Are large dinners associated with excess weight?
For years, there’ve been many suggestions that a large dinner or evening meal is associated with obesity or higher BMI. In school, I can remember many of my college and medical school instructors suggest that portion control would help with weight loss. That is not entirely what I am speaking about here. The question in this article is not portion size will but the largest meal. There are suggestions that large evening meals are associated with greater BMI.

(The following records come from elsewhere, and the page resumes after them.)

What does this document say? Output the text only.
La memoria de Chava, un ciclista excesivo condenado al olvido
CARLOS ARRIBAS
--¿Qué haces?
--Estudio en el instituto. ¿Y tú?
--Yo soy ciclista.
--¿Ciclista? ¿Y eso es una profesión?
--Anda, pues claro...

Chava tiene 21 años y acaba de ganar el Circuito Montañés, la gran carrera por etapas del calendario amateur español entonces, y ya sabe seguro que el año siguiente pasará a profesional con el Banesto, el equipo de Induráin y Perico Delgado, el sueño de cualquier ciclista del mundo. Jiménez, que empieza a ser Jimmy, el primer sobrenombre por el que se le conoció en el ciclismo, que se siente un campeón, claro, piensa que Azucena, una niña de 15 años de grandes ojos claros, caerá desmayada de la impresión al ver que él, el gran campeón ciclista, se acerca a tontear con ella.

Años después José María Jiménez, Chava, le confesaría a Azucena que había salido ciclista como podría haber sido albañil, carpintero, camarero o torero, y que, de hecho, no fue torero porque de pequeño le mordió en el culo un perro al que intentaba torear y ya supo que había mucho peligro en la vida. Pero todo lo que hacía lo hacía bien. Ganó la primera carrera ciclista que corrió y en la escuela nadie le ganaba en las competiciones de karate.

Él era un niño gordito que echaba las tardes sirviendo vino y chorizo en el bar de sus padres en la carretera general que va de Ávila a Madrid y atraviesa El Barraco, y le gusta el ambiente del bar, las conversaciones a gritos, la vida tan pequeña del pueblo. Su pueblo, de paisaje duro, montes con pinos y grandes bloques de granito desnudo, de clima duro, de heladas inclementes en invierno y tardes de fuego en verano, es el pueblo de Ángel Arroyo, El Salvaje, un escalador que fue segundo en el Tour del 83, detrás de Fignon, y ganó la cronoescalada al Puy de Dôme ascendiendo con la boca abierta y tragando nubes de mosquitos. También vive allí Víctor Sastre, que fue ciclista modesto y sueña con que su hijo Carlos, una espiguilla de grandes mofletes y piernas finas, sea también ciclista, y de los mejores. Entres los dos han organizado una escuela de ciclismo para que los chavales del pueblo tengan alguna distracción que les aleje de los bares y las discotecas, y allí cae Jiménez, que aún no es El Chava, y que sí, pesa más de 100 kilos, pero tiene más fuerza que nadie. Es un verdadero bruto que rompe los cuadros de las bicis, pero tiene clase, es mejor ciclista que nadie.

I recently wrote an article about eating close to your circadian bedtime. There is a fairly good research article that shows that eating near your melatonin peak or circadian bedtime may be associated with an increased risk of fat deposition and obesity. That is not the question we are discussing either.
A new meta-analysis was published in October of 2017 and was entitled “Are large dinners associated with excess weight, and does eating a smaller dinner achieve greater weight loss? A systematic review and meta-analysis”. It was published in the British Journal of Nutrition. This study reviewed systematically the association between evening energy intake and weight in adults and aimed to determine whether reducing evening intake achieves weight loss. The researched searched MEDLINE, PubMed, Cinahl, Web of Science, Cochrane Library of Clinical Trials, EMBASE and SCOPUS for studies to compare. They investigated the relationship between BMI and evening energy intake. Four observational studies showed a positive association between large evening intake and BMI, five showed no association and one showed an inverse relationship. The end result of the meta-analysis showed no difference in weight change between small and large dinner groups.
The bottom line: The analysis showed that meal size at dinner time is not associated with being overweight. More well-controlled intervention trials are needed.